EDUARDO VALVERDE, UM EXEMPLO PARA TODOS NÓS - Gente de Opinião

JORGE STREIT

Não havíamos ainda assimilado a perda de Odair Cordeiro e já fomos novamente surpreendidos pela notícia da morte de companheiros em Rondônia. Em 11 de março, em um violento acidente na BR 364, morriam tragicamente os companheiros Eduardo Valverde e Ely Bezerra.

 

Após pegar um avião às pressas, lá estava eu em Porto Velho, frente a frente com os caixões desses dois grandes amigos.

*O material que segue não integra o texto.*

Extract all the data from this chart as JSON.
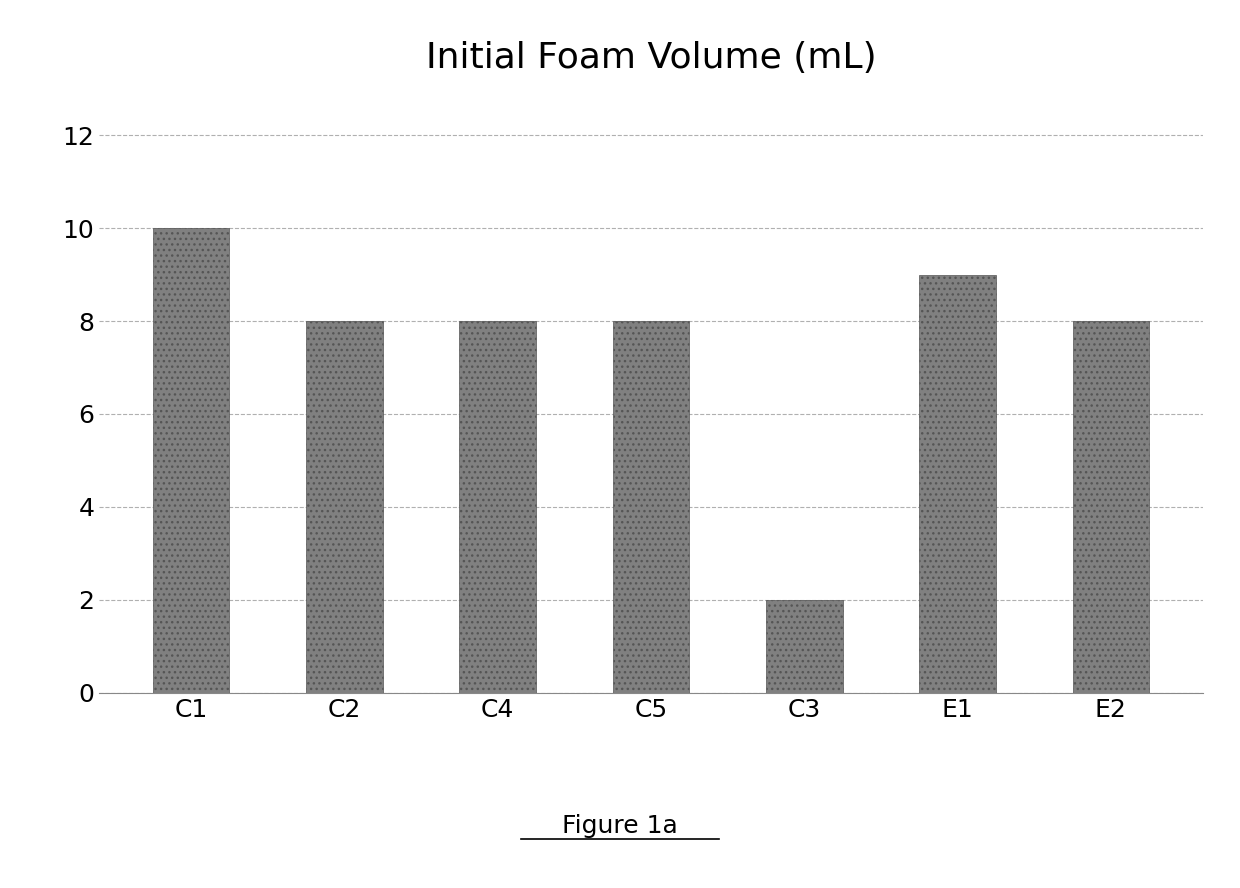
{
  "title": "Initial Foam Volume (mL)",
  "categories": [
    "C1",
    "C2",
    "C4",
    "C5",
    "C3",
    "E1",
    "E2"
  ],
  "values": [
    10,
    8,
    8,
    8,
    2,
    9,
    8
  ],
  "bar_color": "#808080",
  "ylim": [
    0,
    13
  ],
  "yticks": [
    0,
    2,
    4,
    6,
    8,
    10,
    12
  ],
  "grid_color": "#b0b0b0",
  "background_color": "#ffffff",
  "title_fontsize": 26,
  "tick_fontsize": 18,
  "figure_caption": "Figure 1a",
  "caption_fontsize": 18
}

No velório, na Sede do PT, estavam centenas de pessoas aos prantos esperando que nós, seus mais antigos companheiros de jornada, tivéssemos algo de alentador para lhes dizer, mas embarguei a voz e não consegui dizer quase nada.

 

Minhas palavras foram poucas e meio desconexas, muito aquém do que eles dois mereciam. Talvez o longo abraço trocado com Mara, companheira de Eduardo, tenha sido bem mais eloquente. Ao abraçar velhos militantes como Severino Dias, Maria Bahia, Bernardo, Neri Firigolo, Nério Bianchine e outros me emocionei ainda mais,  pois havia ali uma espécie de orfandade política. Pessoas experientes na vida e na militância se sentindo como crianças na perda dos pais.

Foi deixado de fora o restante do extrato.